In WT rats, particularly in females, treatment with high dose infigratinib led to significant changes in molar development, including morphological changes in the crown and shorter, thinner roots. At PND7, when infigratinib administration began, the stage of the third molar in rats corresponds to tooth stages present in children aged 3-18 years old, dependent on the tooth type and position 70,104. In normal adolescents within this age range, dental complications that may arise due to compromised dentin/enamel, shorter roots, and altered crown morphology include periodontal disease, malocclusion, increased fragility of teeth, and increased susceptibility of caries. However, our toxicokinetic studies suggest that infigratinib related disturbances will occur primarily in ages where liver enzymes are not fully mature. Although immature tooth stages exist in children after age 3, the actual infigratinib exposure will be much lower relative to the dose administered as liver enzymes have sufficiently matured by this age. Thus, supratherapeutic doses of infigratinib would likely be required for increased susceptibility to dental complications in humans, and only before tooth development is complete. Following tooth development, our results suggest that infigratinib may be protective against root resorption. This may indicate FGFR roles in osteoclast activity or may be an independent, indirect effect of infigratinib treatment. Further investigation is needed to determine if infigratinib can be used to modulate bone modeling/remodeling into adulthood. We did not detect any alterations in dental tissues from low dose infigratinib, suggesting that a comparable dose can be used clinically without any detriment to dentoalveolar development. As our studies here did not use an animal model for achondroplasia, and as the dental phenotype in neither patients nor the mouse model for achondroplasia has been well studied, implications of these findings for patients with FGFR3-mediated achondroplasia warrant additional studies.
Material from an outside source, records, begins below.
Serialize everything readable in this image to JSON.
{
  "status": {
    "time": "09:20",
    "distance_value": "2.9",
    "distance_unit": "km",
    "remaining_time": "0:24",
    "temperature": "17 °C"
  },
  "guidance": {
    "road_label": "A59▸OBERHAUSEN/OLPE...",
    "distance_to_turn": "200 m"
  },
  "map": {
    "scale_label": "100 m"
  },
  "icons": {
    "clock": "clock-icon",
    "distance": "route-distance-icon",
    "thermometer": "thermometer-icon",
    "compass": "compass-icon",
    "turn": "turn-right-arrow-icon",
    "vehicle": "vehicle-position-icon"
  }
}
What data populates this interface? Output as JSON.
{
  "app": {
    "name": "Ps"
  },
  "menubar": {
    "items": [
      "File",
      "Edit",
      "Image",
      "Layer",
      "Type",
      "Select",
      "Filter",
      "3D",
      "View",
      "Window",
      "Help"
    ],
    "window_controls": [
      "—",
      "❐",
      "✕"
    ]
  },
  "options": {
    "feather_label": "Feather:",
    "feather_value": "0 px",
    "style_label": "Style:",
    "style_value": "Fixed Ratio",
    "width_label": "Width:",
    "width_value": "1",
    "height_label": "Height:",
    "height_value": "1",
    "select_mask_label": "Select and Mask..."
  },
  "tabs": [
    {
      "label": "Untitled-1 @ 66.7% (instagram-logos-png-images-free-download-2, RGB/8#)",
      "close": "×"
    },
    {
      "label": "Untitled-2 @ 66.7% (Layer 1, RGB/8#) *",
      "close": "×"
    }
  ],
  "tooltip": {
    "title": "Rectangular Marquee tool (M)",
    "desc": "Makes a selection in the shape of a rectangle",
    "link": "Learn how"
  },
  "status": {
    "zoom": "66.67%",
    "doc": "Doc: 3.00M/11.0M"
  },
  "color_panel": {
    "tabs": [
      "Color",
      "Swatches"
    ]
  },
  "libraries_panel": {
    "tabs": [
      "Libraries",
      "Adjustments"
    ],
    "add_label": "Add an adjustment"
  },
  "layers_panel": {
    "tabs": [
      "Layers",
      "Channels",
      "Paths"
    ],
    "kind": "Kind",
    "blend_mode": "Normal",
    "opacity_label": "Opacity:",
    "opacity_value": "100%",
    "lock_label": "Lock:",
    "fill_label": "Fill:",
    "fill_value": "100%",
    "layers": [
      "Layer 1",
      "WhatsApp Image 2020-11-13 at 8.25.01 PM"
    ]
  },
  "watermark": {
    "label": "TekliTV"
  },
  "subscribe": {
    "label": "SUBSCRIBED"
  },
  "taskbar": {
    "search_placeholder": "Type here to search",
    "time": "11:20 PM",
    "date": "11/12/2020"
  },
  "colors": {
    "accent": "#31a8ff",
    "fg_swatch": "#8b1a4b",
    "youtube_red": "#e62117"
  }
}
Studies using other pan-FGFR inhibitors have yielded more evidence that inhibition of FGFRs at early stages of tooth development can alter tooth morphology. For example, SU5402 (tivozanib) is another pan-FGFR inhibitor effective against VEGFR and has been used in animal studies examining tooth development 105,106. Although effects on later stages of tooth development were not reported, tivozanib was shown to result in shallower or narrower tooth buds. Comparatively, infigratinib is more specific toward FGFRs and has received FDA approval in treatment of cholangiocarcinomas featuring FGFR2 fusion proteins 39,107109. Preclinical studies also suggest that infigratinib can also target FGFR1 and FGFR3 overexpression 33,110,111. The crystal structure of infigratinib-FGFR1 interactions has been resolved, also showing infigratinib specificity to FGFRs 32,112. Based on this model, infigratinib would have higher specificity to FGFRs1-3 and not FGFR4. Although we are unable to distinguish the individual effects of FGFR1, FGFR2, and FGFR3 on tooth development, there may be redundant and compensatory roles that would mitigate disturbances if one FGFR was ablated at a time. Evidence to support compensation among FGF members exists for FGF3 and FGF10, which interact primarily with FGFR1 and FGFR2 113. Single deletion of either FGF3 or FGF10 has minimal effects on tooth development, whereas concomitant loss of FGF3 and FGF10 results in smaller molars 114,115. In general, FGFs can bind to multiple FGFRs, although FGF/FGFR ligand/receptor pairs differ in their affinities and tissue spatiotemporal distribution. Functional redundancy in FGFs suggests that for therapeutics to be successful in modulating effects of FGF-mediated processes, multiple FGFs/FGFRs need to be targeted simultaneously. Additionally, we were unable to determine the effects on FGF signaling activity (e.g, factors such as phospho-MAPK), which will also require consideration in future studies. While dental and craniofacial changes are not expected and have not been detected at the doses used in clinical trials in children with achondroplasia, our findings confirm the importance of dental monitoring in clinical studies.

EXPERIMENTAL PROCEDURES

Toxicokinetic Studies

Infigratinib in the vehicle (acetic acid/acetate buffer solution [pH 4.6] and polyethylene glycol 300 [PEG300] at 50:50 [v/v]) was administered by oral gavage to 3 groups of 105 male and 105 female juvenile Crl:WI(Han) rats once daily from PND 7 through 35. The dose levels were 0.1, 0.3, and 1 mg/kg/day. The dose volume was 5 mL/kg for all groups. A control group, consisting of 15 animals/sex, received the vehicle on the same regimen. On PND7, 12, 17, 23, and 35, blood samples were collected from 3 animals/sex/treated group/time point prior to dose administration and at 0.5, 1, 3, 7, 12, and 24 hours postdose. Samples were also collected from the control group animals at 1 hour postdose on PND 7, 12, 17, 23, and 35. Blood samples were collected via cardiac puncture and/or inferior vena cava under anesthesia on PND 7, 12, and 17 into tubes containing K2EDTA. On PND23 and 35, blood samples (0.3 mL) were collected via inferior vena cava after euthanasia into tubes containing K2EDTA. Samples were mixed gently and placed on crushed wet ice until centrifuged for approximately 10 minutes at 3500 rpm in a centrifuge set to maintain 4°C. The resultant plasma was transferred to uniquely labeled clear polypropylene tubes and frozen immediately over dry ice or in a freezer set to maintain ≤ −60°C until shipped for analysis. Samples to be analyzed were shipped following completion of each collection interval to Worldwide Clinical Trials Early Phase Services/Bioanalytical Sciences, Inc (Austin, TX). Plasma concentrations of infigratinib were measured using a validated liquid chromatography with tandem mass spectrometry (LC-MS/MS) method. The results of these analyses were used for toxicokinetic (TK) evaluation. The lower limit of quantitation for infigratinib was 0.05 ng/mL.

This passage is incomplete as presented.